Where are the missing language pairs?
There seem to be 417 language varieties represented in https://opus.nlpl.eu/JW300.php. This would imply 417C2 = 86,736 undirected language pairs. However, I only count 54,376 of them, and the paper confirms this number. Do you know where the missing 32,360 language pairs are, and would you be willing to provide them?
I notice that the adjacency matrix seems to have only one fully connected component, so e.g. although ady has no parallel data with en, it has parallel data with "jw_rmv", which has parallel data with en. So it seems likely that ady and en can be aligned. Just to demonstrate that it's conceptually possible, I found these two pairs in the respective corpora:
jw_rmv: Пала со амэ подаса дума андэ авэр статья ? ady: Сыда къыкІэлъыкІорэ статьям щызэхэтфыщтыр ?
jw_rmv: Пала со амэ подаса дума андэ авэр статья ? en: What will we consider in the following article ?
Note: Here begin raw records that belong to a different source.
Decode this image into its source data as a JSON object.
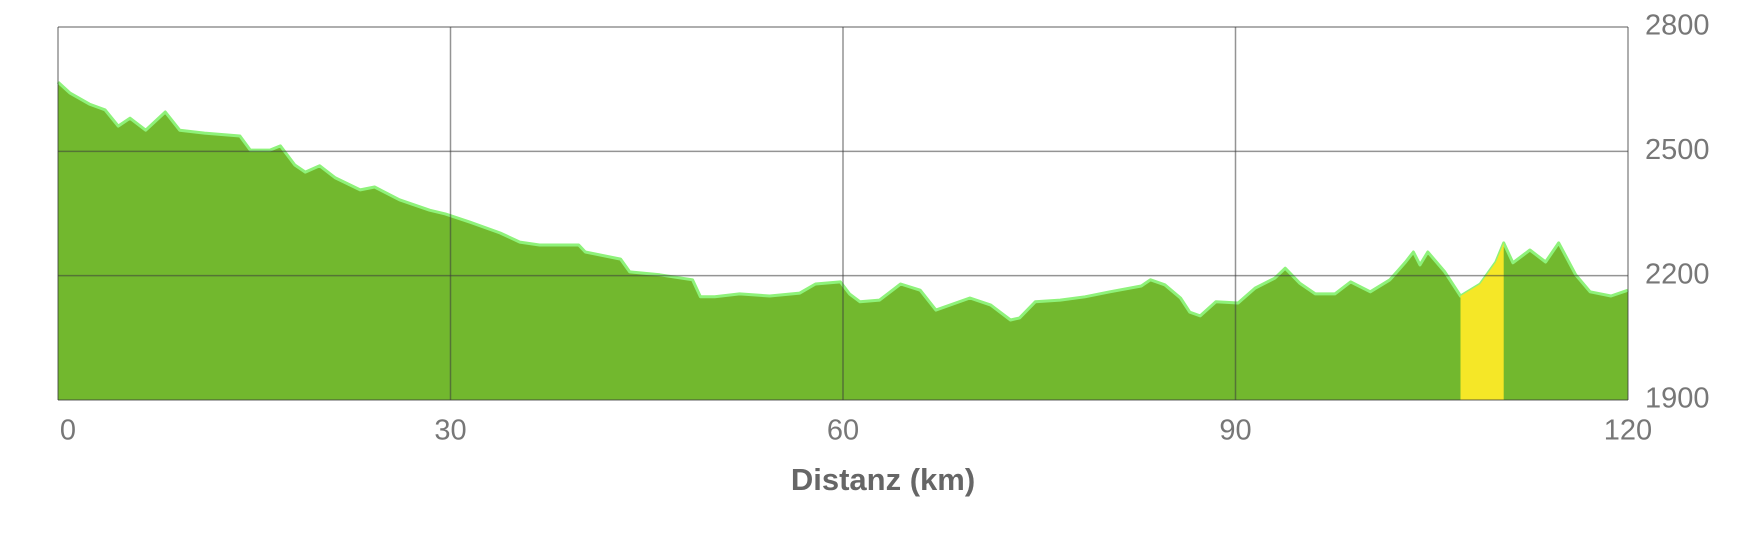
{
  "chart_data": {
    "type": "area",
    "x_label": "Distanz (km)",
    "xlim": [
      0,
      120
    ],
    "xticks": [
      0,
      30,
      60,
      90,
      120
    ],
    "ylim": [
      1900,
      2800
    ],
    "yticks": [
      1900,
      2200,
      2500,
      2800
    ],
    "grid": true,
    "series": [
      {
        "color": "#72b82e",
        "x": [
          0,
          0.9,
          2.4,
          3.6,
          4.6,
          5.5,
          6.7,
          8.2,
          9.3,
          11.2,
          13.9,
          14.7,
          16.2,
          17.0,
          18.1,
          18.9,
          20.0,
          21.2,
          23.1,
          24.2,
          26.1,
          28.4,
          29.6,
          31.5,
          33.8,
          35.3,
          36.8,
          39.8,
          40.3,
          43.0,
          43.7,
          46.0,
          48.5,
          49.1,
          50.2,
          52.1,
          54.4,
          56.7,
          57.9,
          59.8,
          60.5,
          61.3,
          62.8,
          64.4,
          65.9,
          67.1,
          69.7,
          71.3,
          72.0,
          72.8,
          73.5,
          74.7,
          76.6,
          78.5,
          80.4,
          82.8,
          83.5,
          84.6,
          85.8,
          86.5,
          87.3,
          88.5,
          90.2,
          91.5,
          93.0,
          93.8,
          94.9,
          96.1,
          97.6,
          98.8,
          100.3,
          101.8,
          103.0,
          103.6,
          104.1,
          104.7,
          106.0,
          107.2,
          108.7,
          109.9,
          110.5,
          111.2,
          112.5,
          113.7,
          114.7,
          116.0,
          117.1,
          118.7,
          120
        ],
        "values": [
          2667,
          2641,
          2614,
          2600,
          2561,
          2580,
          2551,
          2595,
          2551,
          2544,
          2537,
          2503,
          2503,
          2513,
          2467,
          2450,
          2465,
          2436,
          2407,
          2414,
          2383,
          2358,
          2349,
          2329,
          2303,
          2281,
          2274,
          2274,
          2257,
          2240,
          2209,
          2202,
          2190,
          2149,
          2149,
          2156,
          2151,
          2158,
          2180,
          2185,
          2156,
          2137,
          2141,
          2180,
          2165,
          2117,
          2146,
          2129,
          2112,
          2093,
          2098,
          2137,
          2141,
          2149,
          2161,
          2175,
          2190,
          2178,
          2146,
          2112,
          2103,
          2137,
          2134,
          2170,
          2194,
          2218,
          2182,
          2156,
          2156,
          2185,
          2161,
          2190,
          2233,
          2257,
          2226,
          2257,
          2209,
          2151,
          2180,
          2233,
          2279,
          2231,
          2262,
          2233,
          2279,
          2202,
          2161,
          2151,
          2165
        ]
      },
      {
        "color": "#f5e727",
        "x": [
          107.2,
          108.7,
          109.9,
          110.5
        ],
        "values": [
          2151,
          2180,
          2233,
          2279
        ]
      }
    ]
  }
}
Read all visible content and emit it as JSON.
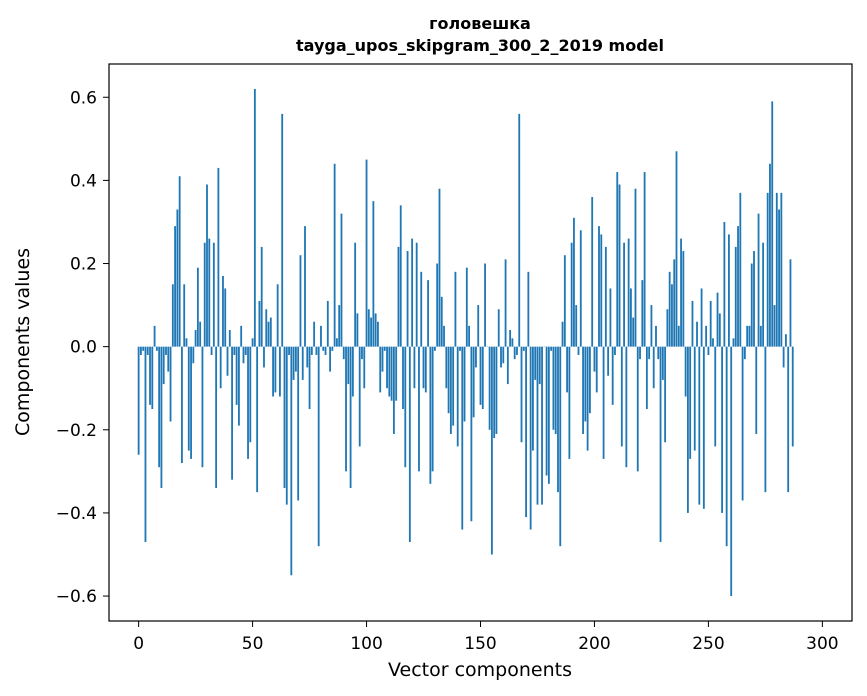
{
  "chart_data": {
    "type": "bar",
    "title_line1": "головешка",
    "title_line2": "tayga_upos_skipgram_300_2_2019 model",
    "xlabel": "Vector components",
    "ylabel": "Components values",
    "xlim": [
      -13,
      313
    ],
    "ylim": [
      -0.66,
      0.68
    ],
    "x_ticks": [
      0,
      50,
      100,
      150,
      200,
      250,
      300
    ],
    "y_ticks": [
      -0.6,
      -0.4,
      -0.2,
      0.0,
      0.2,
      0.4,
      0.6
    ],
    "x_tick_labels": [
      "0",
      "50",
      "100",
      "150",
      "200",
      "250",
      "300"
    ],
    "y_tick_labels": [
      "−0.6",
      "−0.4",
      "−0.2",
      "0.0",
      "0.2",
      "0.4",
      "0.6"
    ],
    "bar_color": "#1f77b4",
    "grid": false,
    "values": [
      -0.26,
      -0.02,
      -0.01,
      -0.47,
      -0.02,
      -0.14,
      -0.15,
      0.05,
      -0.01,
      -0.29,
      -0.34,
      -0.09,
      -0.02,
      -0.06,
      -0.18,
      0.15,
      0.29,
      0.33,
      0.41,
      -0.28,
      0.15,
      0.02,
      -0.25,
      -0.27,
      -0.04,
      0.04,
      0.19,
      0.06,
      -0.29,
      0.25,
      0.39,
      0.26,
      -0.02,
      0.25,
      -0.34,
      0.43,
      -0.1,
      0.17,
      0.14,
      -0.07,
      0.04,
      -0.32,
      -0.02,
      -0.14,
      -0.19,
      0.05,
      -0.04,
      -0.02,
      -0.27,
      -0.23,
      0.02,
      0.62,
      -0.35,
      0.11,
      0.24,
      -0.05,
      0.09,
      0.06,
      0.07,
      -0.12,
      -0.11,
      0.15,
      -0.12,
      0.56,
      -0.34,
      -0.38,
      -0.02,
      -0.55,
      -0.08,
      -0.06,
      -0.37,
      0.22,
      -0.08,
      0.29,
      -0.05,
      -0.15,
      -0.02,
      0.06,
      -0.02,
      -0.48,
      0.05,
      -0.01,
      -0.02,
      0.11,
      -0.06,
      -0.01,
      0.44,
      0.02,
      0.1,
      0.32,
      -0.03,
      -0.3,
      -0.09,
      -0.34,
      -0.12,
      0.25,
      0.08,
      -0.24,
      -0.03,
      -0.1,
      0.45,
      0.09,
      0.07,
      0.35,
      0.08,
      0.06,
      -0.11,
      -0.06,
      -0.01,
      -0.1,
      -0.12,
      -0.13,
      -0.21,
      -0.13,
      0.24,
      0.34,
      -0.15,
      -0.29,
      0.23,
      -0.47,
      0.26,
      -0.1,
      0.25,
      -0.3,
      0.18,
      -0.1,
      -0.11,
      0.16,
      -0.33,
      -0.3,
      -0.01,
      0.2,
      0.38,
      0.12,
      0.05,
      -0.1,
      -0.16,
      -0.21,
      -0.19,
      0.18,
      -0.24,
      -0.01,
      -0.44,
      -0.18,
      0.19,
      0.05,
      -0.42,
      -0.17,
      -0.05,
      0.1,
      -0.14,
      -0.15,
      0.2,
      0.0,
      -0.2,
      -0.5,
      -0.22,
      -0.21,
      0.09,
      -0.05,
      -0.04,
      0.21,
      -0.09,
      0.04,
      0.02,
      -0.03,
      -0.02,
      0.56,
      -0.23,
      -0.01,
      -0.41,
      0.18,
      -0.44,
      -0.25,
      -0.08,
      -0.38,
      -0.09,
      -0.38,
      0.0,
      -0.31,
      -0.33,
      -0.01,
      -0.2,
      -0.21,
      -0.35,
      -0.48,
      0.06,
      0.22,
      -0.11,
      -0.27,
      0.25,
      0.31,
      0.1,
      -0.02,
      0.28,
      -0.21,
      -0.18,
      -0.25,
      -0.16,
      0.36,
      -0.06,
      -0.11,
      0.29,
      0.27,
      -0.27,
      0.24,
      -0.07,
      0.14,
      -0.14,
      -0.02,
      0.42,
      0.39,
      -0.24,
      0.25,
      -0.29,
      0.26,
      0.14,
      0.07,
      0.38,
      -0.3,
      -0.03,
      0.16,
      0.42,
      -0.15,
      -0.03,
      0.1,
      -0.1,
      0.05,
      -0.03,
      -0.47,
      -0.08,
      -0.23,
      0.09,
      0.18,
      0.15,
      0.21,
      0.47,
      0.05,
      0.26,
      0.23,
      -0.12,
      -0.4,
      -0.27,
      0.11,
      -0.25,
      0.06,
      -0.38,
      0.14,
      -0.39,
      0.05,
      -0.02,
      0.11,
      0.02,
      -0.24,
      0.13,
      0.08,
      -0.4,
      0.3,
      -0.48,
      0.27,
      -0.6,
      0.02,
      0.24,
      0.29,
      0.37,
      -0.37,
      -0.03,
      0.05,
      0.05,
      0.2,
      0.23,
      -0.21,
      0.32,
      0.05,
      0.25,
      -0.35,
      0.37,
      0.44,
      0.59,
      0.1,
      0.37,
      0.33,
      0.37,
      -0.05,
      0.03,
      -0.35,
      0.21,
      -0.24
    ]
  }
}
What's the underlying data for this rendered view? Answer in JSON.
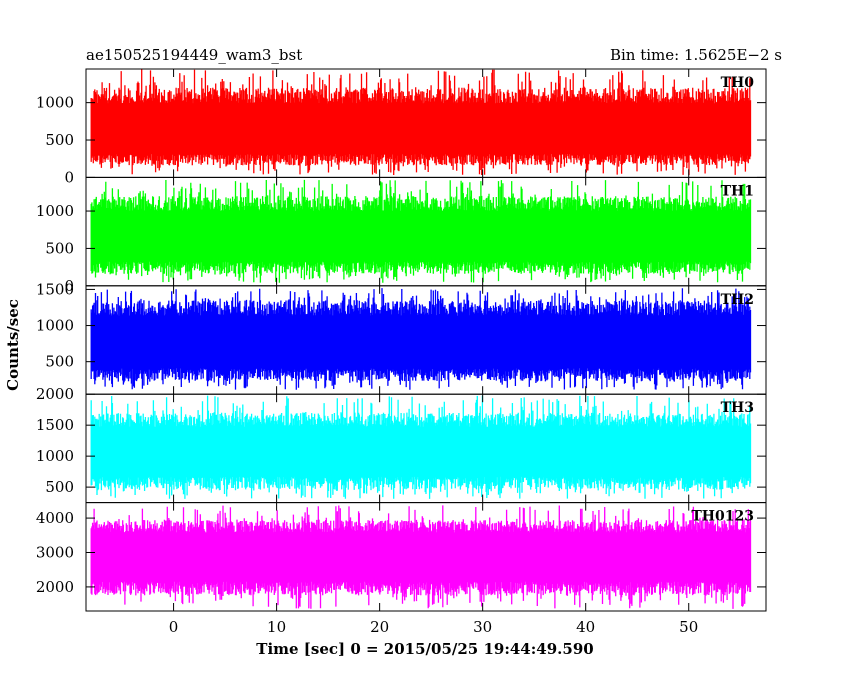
{
  "header": {
    "source_name": "ae150525194449_wam3_bst",
    "bin_time": "Bin time: 1.5625E−2 s"
  },
  "chart_data": {
    "type": "line",
    "title": "ae150525194449_wam3_bst",
    "subtitle": "Bin time: 1.5625E−2 s",
    "xlabel": "Time [sec] 0 = 2015/05/25 19:44:49.590",
    "ylabel": "Counts/sec",
    "xlim": [
      -8.5,
      57.5
    ],
    "xticks": [
      0,
      10,
      20,
      30,
      40,
      50
    ],
    "data_x_range": [
      -8.0,
      56.0
    ],
    "bin_time_s": 0.015625,
    "panels": [
      {
        "name": "TH0",
        "color": "#ff0000",
        "ylim": [
          0,
          1450
        ],
        "yticks": [
          0,
          500,
          1000
        ],
        "ytick_labels": [
          "0",
          "500",
          "1000"
        ],
        "mean": 600,
        "typical_min": 160,
        "typical_max": 1200,
        "peak_max": 1450,
        "dip_min": 30
      },
      {
        "name": "TH1",
        "color": "#00ff00",
        "ylim": [
          0,
          1450
        ],
        "yticks": [
          0,
          500,
          1000
        ],
        "ytick_labels": [
          "0",
          "500",
          "1000"
        ],
        "mean": 630,
        "typical_min": 160,
        "typical_max": 1200,
        "peak_max": 1420,
        "dip_min": 40
      },
      {
        "name": "TH2",
        "color": "#0000ff",
        "ylim": [
          50,
          1550
        ],
        "yticks": [
          500,
          1000,
          1500
        ],
        "ytick_labels": [
          "500",
          "1000",
          "1500"
        ],
        "mean": 740,
        "typical_min": 230,
        "typical_max": 1350,
        "peak_max": 1520,
        "dip_min": 110
      },
      {
        "name": "TH3",
        "color": "#00ffff",
        "ylim": [
          250,
          2000
        ],
        "yticks": [
          500,
          1000,
          1500,
          2000
        ],
        "ytick_labels": [
          "500",
          "1000",
          "1500",
          "2000"
        ],
        "mean": 1050,
        "typical_min": 460,
        "typical_max": 1700,
        "peak_max": 1980,
        "dip_min": 310
      },
      {
        "name": "TH0123",
        "color": "#ff00ff",
        "ylim": [
          1300,
          4450
        ],
        "yticks": [
          2000,
          3000,
          4000
        ],
        "ytick_labels": [
          "2000",
          "3000",
          "4000"
        ],
        "mean": 2900,
        "typical_min": 1750,
        "typical_max": 3950,
        "peak_max": 4380,
        "dip_min": 1350
      }
    ]
  }
}
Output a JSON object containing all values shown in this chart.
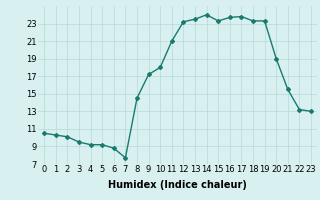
{
  "x": [
    0,
    1,
    2,
    3,
    4,
    5,
    6,
    7,
    8,
    9,
    10,
    11,
    12,
    13,
    14,
    15,
    16,
    17,
    18,
    19,
    20,
    21,
    22,
    23
  ],
  "y": [
    10.5,
    10.3,
    10.1,
    9.5,
    9.2,
    9.2,
    8.8,
    7.7,
    14.5,
    17.2,
    18.0,
    21.0,
    23.2,
    23.5,
    24.0,
    23.3,
    23.7,
    23.8,
    23.3,
    23.3,
    19.0,
    15.5,
    13.2,
    13.0
  ],
  "xlabel": "Humidex (Indice chaleur)",
  "xlim": [
    -0.5,
    23.5
  ],
  "ylim": [
    7,
    25
  ],
  "yticks": [
    7,
    9,
    11,
    13,
    15,
    17,
    19,
    21,
    23
  ],
  "xticks": [
    0,
    1,
    2,
    3,
    4,
    5,
    6,
    7,
    8,
    9,
    10,
    11,
    12,
    13,
    14,
    15,
    16,
    17,
    18,
    19,
    20,
    21,
    22,
    23
  ],
  "line_color": "#1a7a6e",
  "marker": "D",
  "marker_size": 2.0,
  "bg_color": "#d8f0f0",
  "grid_color": "#b8d8d8",
  "xlabel_fontsize": 7,
  "tick_fontsize": 6,
  "line_width": 1.0
}
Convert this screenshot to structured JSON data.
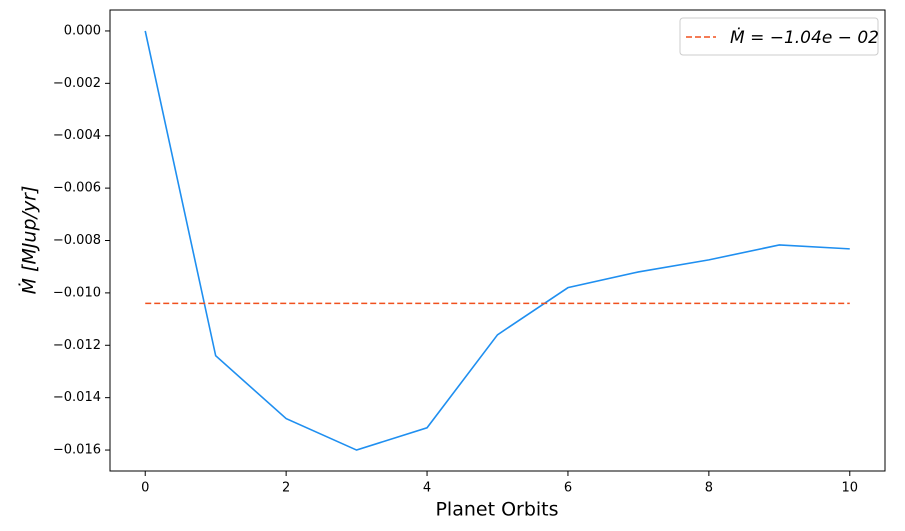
{
  "chart_data": {
    "type": "line",
    "xlabel": "Planet Orbits",
    "ylabel": "Ṁ [MJup/yr]",
    "x": [
      0,
      1,
      2,
      3,
      4,
      5,
      6,
      7,
      8,
      9,
      10
    ],
    "series": [
      {
        "name": null,
        "color": "#1f8ff0",
        "values": [
          0,
          -0.0124,
          -0.0148,
          -0.016,
          -0.01515,
          -0.0116,
          -0.0098,
          -0.0092,
          -0.00874,
          -0.00817,
          -0.00832
        ]
      }
    ],
    "mean_line": {
      "name": "Ṁ = −1.04e − 02",
      "value": -0.0104,
      "color": "#f0501e",
      "dash": true
    },
    "xlim": [
      -0.5,
      10.5
    ],
    "ylim": [
      -0.0168,
      0.0008
    ],
    "xticks": [
      0,
      2,
      4,
      6,
      8,
      10
    ],
    "yticks": [
      {
        "value": 0,
        "label": "0.000"
      },
      {
        "value": -0.002,
        "label": "−0.002"
      },
      {
        "value": -0.004,
        "label": "−0.004"
      },
      {
        "value": -0.006,
        "label": "−0.006"
      },
      {
        "value": -0.008,
        "label": "−0.008"
      },
      {
        "value": -0.01,
        "label": "−0.010"
      },
      {
        "value": -0.012,
        "label": "−0.012"
      },
      {
        "value": -0.014,
        "label": "−0.014"
      },
      {
        "value": -0.016,
        "label": "−0.016"
      }
    ],
    "legend": "upper right"
  }
}
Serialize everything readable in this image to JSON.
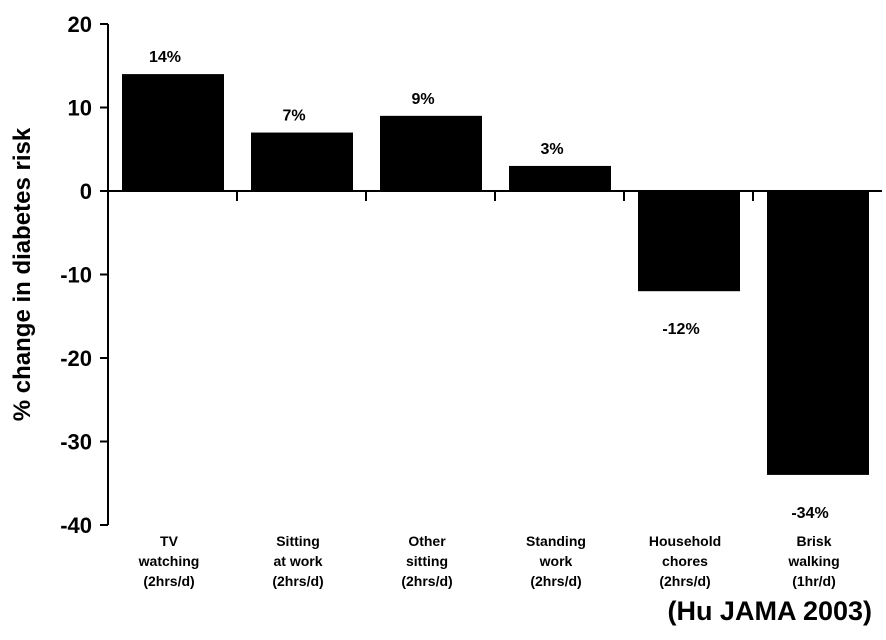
{
  "chart_data": {
    "type": "bar",
    "categories": [
      [
        "TV",
        "watching",
        "(2hrs/d)"
      ],
      [
        "Sitting",
        "at work",
        "(2hrs/d)"
      ],
      [
        "Other",
        "sitting",
        "(2hrs/d)"
      ],
      [
        "Standing",
        "work",
        "(2hrs/d)"
      ],
      [
        "Household",
        "chores",
        "(2hrs/d)"
      ],
      [
        "Brisk",
        "walking",
        "(1hr/d)"
      ]
    ],
    "values": [
      14,
      7,
      9,
      3,
      -12,
      -34
    ],
    "data_labels": [
      "14%",
      "7%",
      "9%",
      "3%",
      "-12%",
      "-34%"
    ],
    "ylabel": "% change in diabetes risk",
    "xlabel": "",
    "ylim": [
      -40,
      20
    ],
    "yticks": [
      20,
      10,
      0,
      -10,
      -20,
      -30,
      -40
    ],
    "bar_color": "#000000",
    "grid": false
  },
  "source": "(Hu JAMA 2003)"
}
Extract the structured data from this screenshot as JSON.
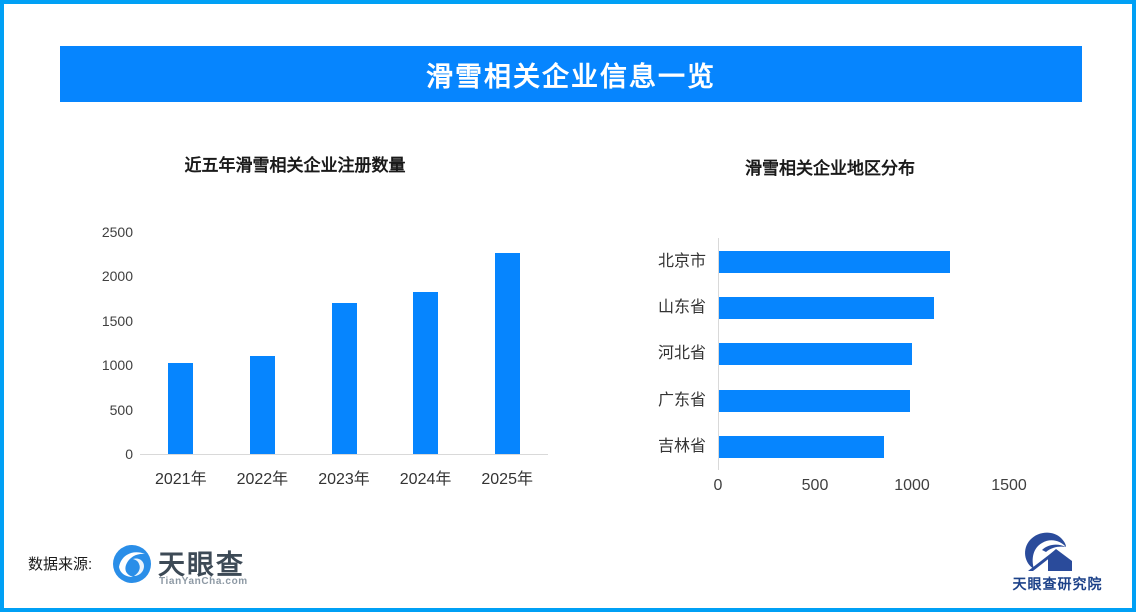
{
  "page": {
    "banner_title": "滑雪相关企业信息一览",
    "border_color": "#00a0f5",
    "accent_blue": "#0685fe"
  },
  "chart_data": [
    {
      "type": "bar",
      "orientation": "vertical",
      "title": "近五年滑雪相关企业注册数量",
      "categories": [
        "2021年",
        "2022年",
        "2023年",
        "2024年",
        "2025年"
      ],
      "values": [
        1030,
        1100,
        1700,
        1820,
        2260
      ],
      "yticks": [
        0,
        500,
        1000,
        1500,
        2000,
        2500
      ],
      "ylim": [
        0,
        2500
      ],
      "xlabel": "",
      "ylabel": "",
      "grid": false,
      "legend": false,
      "bar_color": "#0685fe"
    },
    {
      "type": "bar",
      "orientation": "horizontal",
      "title": "滑雪相关企业地区分布",
      "categories": [
        "北京市",
        "山东省",
        "河北省",
        "广东省",
        "吉林省"
      ],
      "values": [
        1190,
        1110,
        995,
        985,
        850
      ],
      "xticks": [
        0,
        500,
        1000,
        1500
      ],
      "xlim": [
        0,
        1900
      ],
      "xlabel": "",
      "ylabel": "",
      "grid": false,
      "legend": false,
      "bar_color": "#0685fe"
    }
  ],
  "footer": {
    "source_label": "数据来源:",
    "tyc_logo_name": "天眼查",
    "tyc_logo_domain": "TianYanCha.com",
    "research_logo_name": "天眼查研究院"
  }
}
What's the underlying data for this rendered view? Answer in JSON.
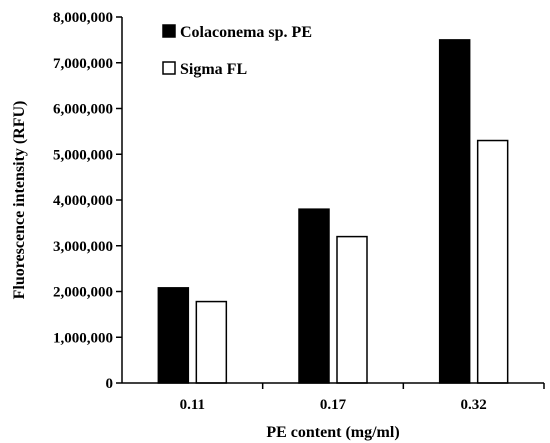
{
  "chart_data": {
    "type": "bar",
    "categories": [
      "0.11",
      "0.17",
      "0.32"
    ],
    "series": [
      {
        "name": "Colaconema sp. PE",
        "values": [
          2080000,
          3800000,
          7500000
        ],
        "color": "#000000",
        "fill": "solid"
      },
      {
        "name": "Sigma FL",
        "values": [
          1780000,
          3200000,
          5300000
        ],
        "color": "#000000",
        "fill": "hollow"
      }
    ],
    "xlabel": "PE content (mg/ml)",
    "ylabel": "Fluorescence intensity (RFU)",
    "ylim": [
      0,
      8000000
    ],
    "yticks": [
      "0",
      "1,000,000",
      "2,000,000",
      "3,000,000",
      "4,000,000",
      "5,000,000",
      "6,000,000",
      "7,000,000",
      "8,000,000"
    ],
    "grid": false,
    "legend_position": "top-left"
  }
}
Implication: the following is a sentence pair between English and Adyghe:
ady: Сыда къыкІэлъыкІорэ статьям щызэхэтфыщтыр ? en: What will we consider in the following article ?
(Interestingly, jw_rmv, which actually seems to be Vlax Romany in Cyrillic script, is the one language that is aligned with the most other languages -- more than English!)
Useful theorem: every language in JW300 is parallel with English, Assamese, or both.